According to Eileen Potter, vice president of insurance marketing at Smart Communications, the companies that take advantage of the benefits of generative AI will gain a competitive edge. Potter believes that this technology can help insurers analyse large amounts of data quickly and extract insights that humans might not see, leading to more informed underwriting decisions and improved risk strategies. He noted further that generative AI can also automate some of the underwriting process, allowing human underwriters to focus on more complex cases. In short, Potter believes that the future of underwriting will be heavily impacted by the power of AI.
However, some potential drawbacks of using generative AI in insurance include a lack of transparency and potential bias in the algorithms. Because the algorithms are complex and the inner workings are difficult to understand, it can be challenging to ensure that they are operating fairly and accurately. There is also a risk that the algorithms could be trained on biased historical data, leading to unfair treatment of certain groups of people. Finally, there is the potential for job loss for humans who currently perform tasks that could be automated by AI.

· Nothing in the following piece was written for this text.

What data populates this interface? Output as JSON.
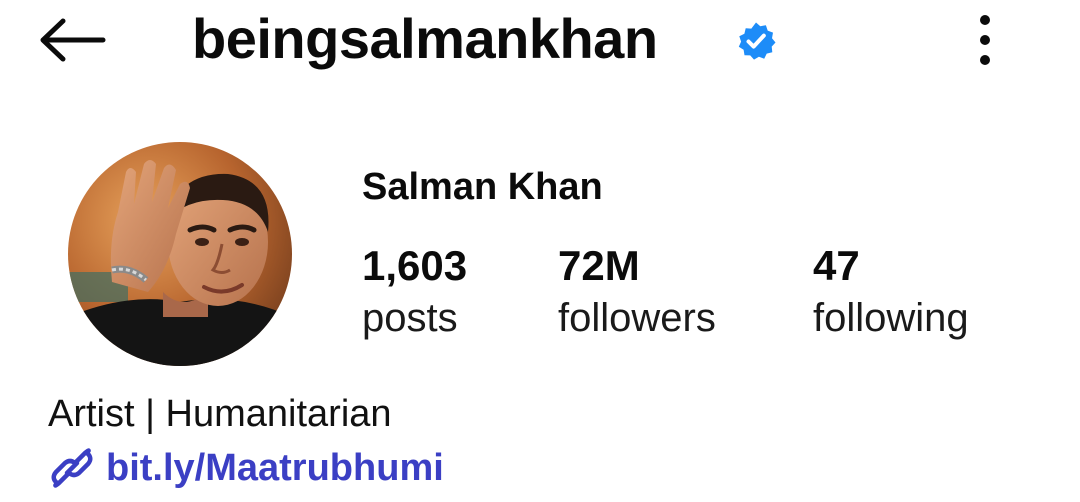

Beane believes that while generative AI has the potential to transform the insurance industry, some insurers may be reluctant to adopt it due to concerns about data privacy, job loss, and regulatory compliance. However, she stresses that insurers should not be put off by these challenges, and should start with small projects that have clear goals and outcomes. Additionally, Beane emphasizes the importance of change management practices, communication, and staff training in order to ensure the successful implementation of AI solutions. Without these elements, staff resistance can be a major barrier to adoption.

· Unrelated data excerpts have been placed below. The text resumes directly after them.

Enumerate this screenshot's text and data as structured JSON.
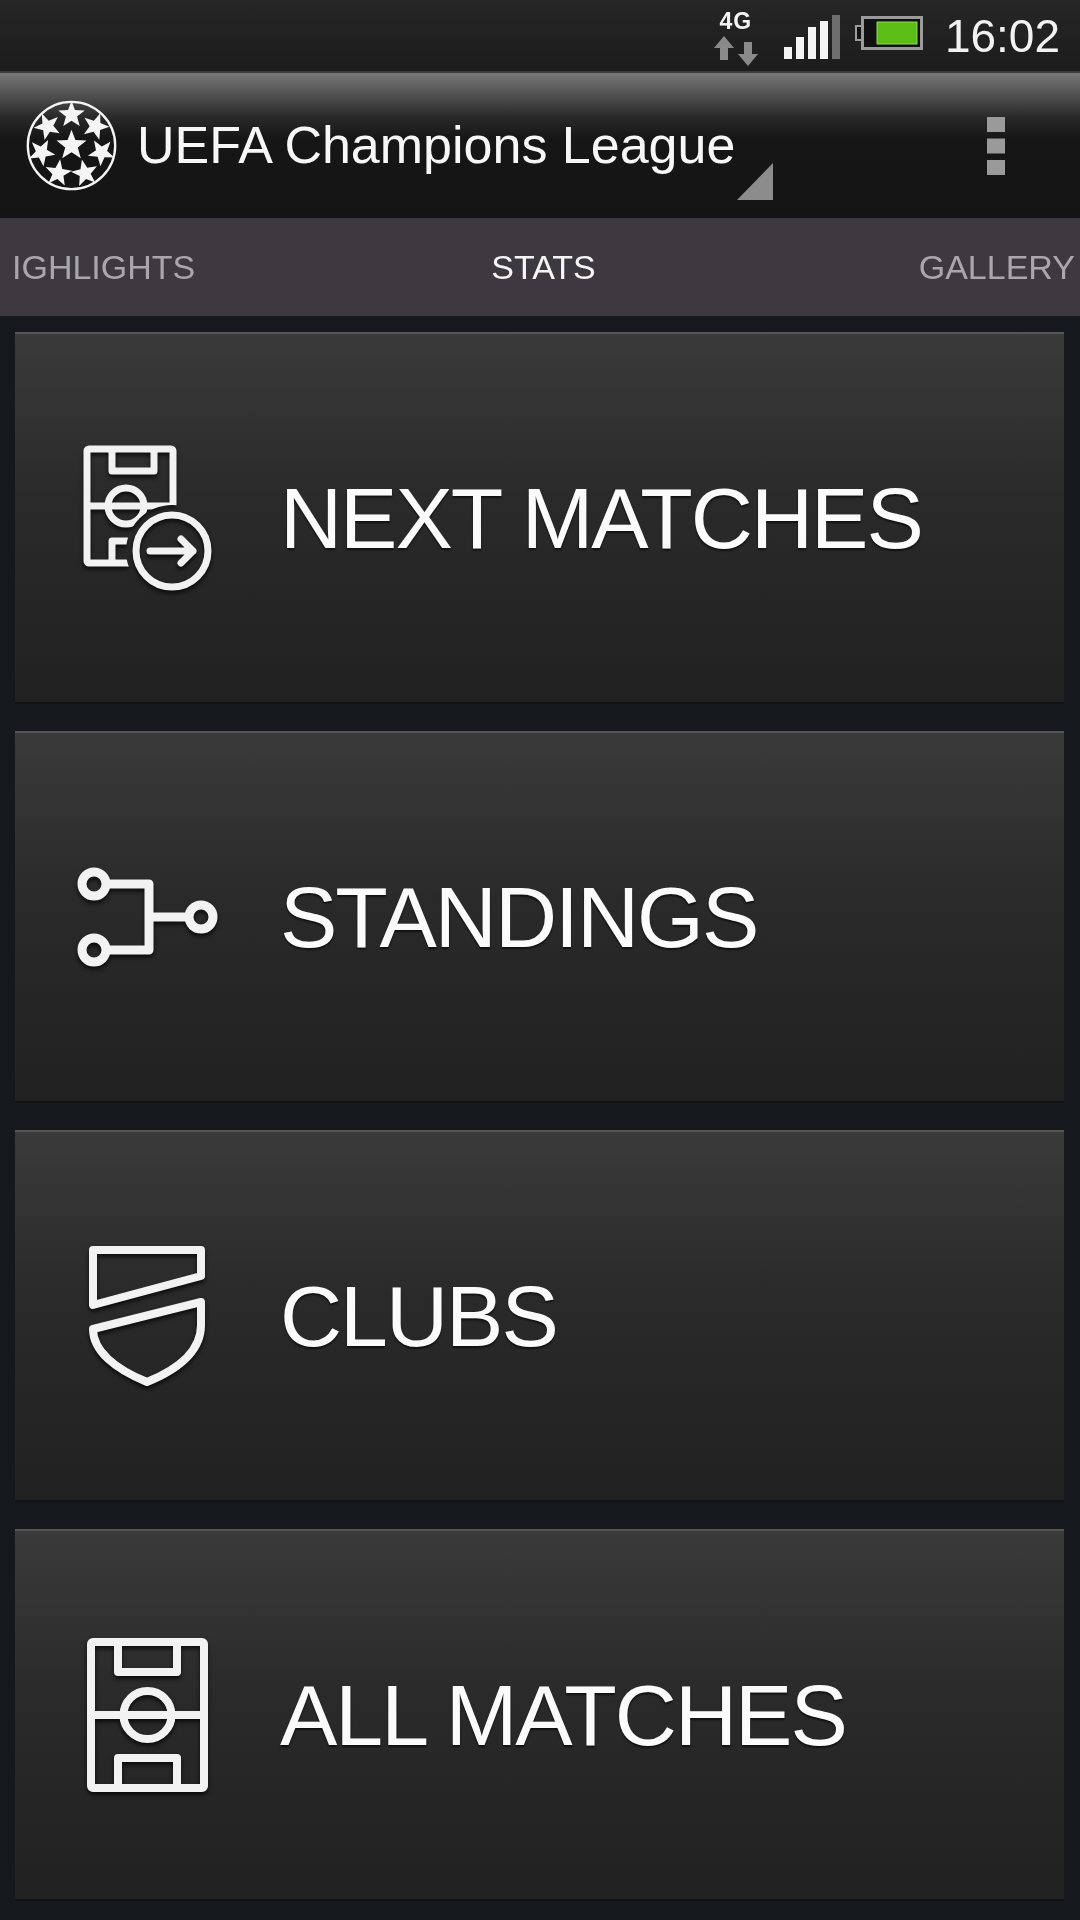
{
  "status_bar": {
    "network": "4G",
    "time": "16:02"
  },
  "app_bar": {
    "title": "UEFA Champions League"
  },
  "tabs": [
    {
      "label": "IGHLIGHTS",
      "selected": false
    },
    {
      "label": "STATS",
      "selected": true
    },
    {
      "label": "GALLERY",
      "selected": false
    }
  ],
  "menu_items": [
    {
      "kind": "next-matches",
      "label": "NEXT MATCHES"
    },
    {
      "kind": "standings",
      "label": "STANDINGS"
    },
    {
      "kind": "clubs",
      "label": "CLUBS"
    },
    {
      "kind": "all-matches",
      "label": "ALL MATCHES"
    }
  ]
}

Beane suggests that insurers should use generative AI in a hybrid approach where AI serves as an intelligent assistant rather than replacing human workers. She believes that the most successful AI implementations are not just applied to existing processes, but rather aim to improve processes while still incorporating human involvement. This approach can help ensure that critical human checkpoints are not overlooked, while also eliminating any unnecessary steps in the process.